Little Corn

Thursday 20th October 2016 – Alysa was much better this morning and felt ready to make the trip to Little Corn. We walked from Morgans to the dock and caught the 9am panga to Little Corn. Apparently when it’s rough the journey can be pretty hairy; fortunately the sea was calm and we could just sit back and enjoy the ride. When we arrived the dock was busy with passengers waiting to board and touts recommending hotels. We wanted to get away from it all so we gathered our bags and made the 20 minute or so walk round to the quiet side of the island. It didn’t take long to find exactly what we were looking for at Elsas place – a little cabin on the beach looking out onto the Caribbean. Elsa agreed to let us use her kitchen once a day for a minimal charge and soon we were settled into our new home. That afternoon Alysa sunbathed and dipped in the sea and I snorkelled the reef offshore. In the afternoon we took a walk further round the island. We met an Italian who was fishing from the shore and an American in his fifties called Tom who spent several months a year on the island kitesurfing. Ramshackle huts marked time carelessly amongst the coconut palms that lined the white beaches as we padded along barefoot without a care in the world. On our way back we saw the Italian had caught a huge barracuda using a bone fish as bait. The barracuda sat improbably in a tree at the back of the beach, its razor sharp teeth gleaming in the late afternoon sun. In the evening we cooked pasta and then sipped rum and Coke on the veranda listening to the waves lapping on the shore. Out to sea a distant storm silently lit up pieces of the horizon. Thoroughly relaxed and happy we fell asleep under a red floral mosquito net.

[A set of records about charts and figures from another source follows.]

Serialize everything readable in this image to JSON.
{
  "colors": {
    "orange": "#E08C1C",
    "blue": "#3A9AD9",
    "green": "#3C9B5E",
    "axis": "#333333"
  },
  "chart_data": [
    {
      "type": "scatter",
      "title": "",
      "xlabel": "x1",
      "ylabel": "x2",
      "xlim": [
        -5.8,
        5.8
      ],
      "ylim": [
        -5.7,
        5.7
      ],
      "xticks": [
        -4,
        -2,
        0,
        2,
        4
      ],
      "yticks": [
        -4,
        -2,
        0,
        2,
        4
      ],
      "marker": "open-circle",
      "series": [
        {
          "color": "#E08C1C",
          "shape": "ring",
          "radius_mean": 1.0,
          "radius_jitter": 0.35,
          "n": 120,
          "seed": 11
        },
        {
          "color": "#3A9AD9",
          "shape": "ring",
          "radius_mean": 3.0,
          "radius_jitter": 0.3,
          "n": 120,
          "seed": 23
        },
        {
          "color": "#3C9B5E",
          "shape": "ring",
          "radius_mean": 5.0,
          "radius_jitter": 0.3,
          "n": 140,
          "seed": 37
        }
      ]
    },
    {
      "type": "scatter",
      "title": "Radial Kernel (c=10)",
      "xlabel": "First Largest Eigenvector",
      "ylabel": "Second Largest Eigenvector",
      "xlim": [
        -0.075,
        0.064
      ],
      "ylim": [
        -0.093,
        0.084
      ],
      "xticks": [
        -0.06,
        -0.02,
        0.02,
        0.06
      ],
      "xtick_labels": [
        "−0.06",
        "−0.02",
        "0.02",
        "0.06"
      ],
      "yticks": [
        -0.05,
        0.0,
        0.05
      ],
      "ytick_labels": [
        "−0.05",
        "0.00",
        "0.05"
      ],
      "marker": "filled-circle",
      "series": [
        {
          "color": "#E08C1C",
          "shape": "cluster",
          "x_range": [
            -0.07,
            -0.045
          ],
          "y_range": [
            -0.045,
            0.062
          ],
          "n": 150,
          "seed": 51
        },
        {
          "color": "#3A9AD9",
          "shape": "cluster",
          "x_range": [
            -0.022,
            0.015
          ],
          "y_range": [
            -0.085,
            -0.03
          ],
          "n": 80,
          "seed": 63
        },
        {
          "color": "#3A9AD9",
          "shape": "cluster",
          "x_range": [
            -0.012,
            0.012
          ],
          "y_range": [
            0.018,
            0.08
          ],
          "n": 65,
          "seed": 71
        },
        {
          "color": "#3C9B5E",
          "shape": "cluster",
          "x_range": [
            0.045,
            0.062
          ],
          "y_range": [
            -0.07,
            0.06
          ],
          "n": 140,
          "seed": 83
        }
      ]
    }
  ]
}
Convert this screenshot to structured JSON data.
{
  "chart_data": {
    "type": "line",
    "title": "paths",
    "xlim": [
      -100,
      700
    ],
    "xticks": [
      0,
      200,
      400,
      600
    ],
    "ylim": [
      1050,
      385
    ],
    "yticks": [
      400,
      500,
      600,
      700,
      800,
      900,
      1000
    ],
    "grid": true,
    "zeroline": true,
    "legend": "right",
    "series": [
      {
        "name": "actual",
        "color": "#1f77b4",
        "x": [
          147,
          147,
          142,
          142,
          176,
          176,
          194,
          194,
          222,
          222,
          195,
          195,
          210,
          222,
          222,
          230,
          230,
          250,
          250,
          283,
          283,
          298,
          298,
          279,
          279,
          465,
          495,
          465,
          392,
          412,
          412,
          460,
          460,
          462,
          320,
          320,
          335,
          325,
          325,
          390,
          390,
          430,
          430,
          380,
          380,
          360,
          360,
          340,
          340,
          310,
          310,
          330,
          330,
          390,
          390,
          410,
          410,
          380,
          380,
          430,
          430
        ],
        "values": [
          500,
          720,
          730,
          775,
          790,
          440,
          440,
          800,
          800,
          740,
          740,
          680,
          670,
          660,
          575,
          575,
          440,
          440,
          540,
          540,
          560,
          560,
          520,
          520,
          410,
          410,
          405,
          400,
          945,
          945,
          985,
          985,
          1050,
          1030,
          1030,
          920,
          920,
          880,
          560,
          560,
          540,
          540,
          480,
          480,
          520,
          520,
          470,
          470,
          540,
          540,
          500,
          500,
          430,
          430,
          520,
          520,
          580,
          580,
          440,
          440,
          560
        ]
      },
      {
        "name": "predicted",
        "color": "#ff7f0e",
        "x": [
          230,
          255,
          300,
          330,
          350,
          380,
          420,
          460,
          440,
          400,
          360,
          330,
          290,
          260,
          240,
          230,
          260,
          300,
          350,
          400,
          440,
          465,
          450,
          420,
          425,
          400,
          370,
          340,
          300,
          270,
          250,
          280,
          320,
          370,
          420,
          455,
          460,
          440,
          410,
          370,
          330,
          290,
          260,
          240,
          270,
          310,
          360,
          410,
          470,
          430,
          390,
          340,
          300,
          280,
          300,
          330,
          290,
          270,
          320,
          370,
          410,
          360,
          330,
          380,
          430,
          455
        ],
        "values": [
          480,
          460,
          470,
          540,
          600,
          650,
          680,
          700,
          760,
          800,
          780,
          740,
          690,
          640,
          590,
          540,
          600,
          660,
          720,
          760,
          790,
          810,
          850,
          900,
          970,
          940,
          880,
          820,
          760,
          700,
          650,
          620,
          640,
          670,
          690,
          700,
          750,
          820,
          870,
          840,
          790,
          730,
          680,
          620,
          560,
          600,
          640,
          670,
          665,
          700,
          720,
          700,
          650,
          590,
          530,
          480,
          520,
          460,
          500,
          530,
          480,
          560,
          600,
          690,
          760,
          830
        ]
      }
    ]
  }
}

Friday 21st October 2016 – Despite the mosquito net Alysa had been bitten during the night and hadn’t slept very well – there must have been some mossies hidden inside. We had breakfast and then sunbathed/dozed on the beach for a while.
Alysa was craving pineapples so we took a walk into town where we discovered they didn’t have any but were expecting a delivery the following day. Alysa was determined to get her hands on a pineapple and managed to reserve one with a sweet girl at one of the fruit stalls. Back at our cabin we sat on the veranda and played music as the sun set. It was incredibly romantic and we danced on the beach to George Harrison’s My Sweet Lord. Before bed we tried to find any mosquitoes hiding inside our net – a task our 40 watt bulb wasn’t really up to.

Saturday 22nd October 2016 – I awoke to find Alysa tending her bites – she has a small piezoelectric device which she zaps them with while muttering oaths under her breath. The wind had picked up overnight and over breakfast we watched Tom kitesurfing across the water and jumping high into the air. We stepped into town to pick up Alysa’s pineapple where, with the arrival of a cargo ship activity had quickened to wheelbarrow pace. [One of the nice things about Little Corn is that there are no motorised vehicles. By contrast on Utila we were in constant danger of being mown down by golf carts.] The day was overcast so after lunch we borrowed a couple of books from Elsa and spent the day quietly reading outside our cabin.

Sunday 23rd October 2016 – Today we went to explore some more of the island. We followed a path from town inland, sending panicky lizards skittering through the leaf litter as we went. Eventually we popped out onto a beach, wilder and more isolated than ours. Coconuts and palm fibres marked high water giving the shore a distinct desert island feel. Palm trees leaned at precarious angles, their roots exposed by the sea and a heron fished from a large piece of driftwood stranded a few metres offshore. We would choose this anytime over the regiments of luxury hotels that line the picture perfect beaches of Cancun. We followed the coast back to our shack, splashing through the water as we went. That evening the waxing moon, still just a sliver shone through our window in a lopsided, silvery grin.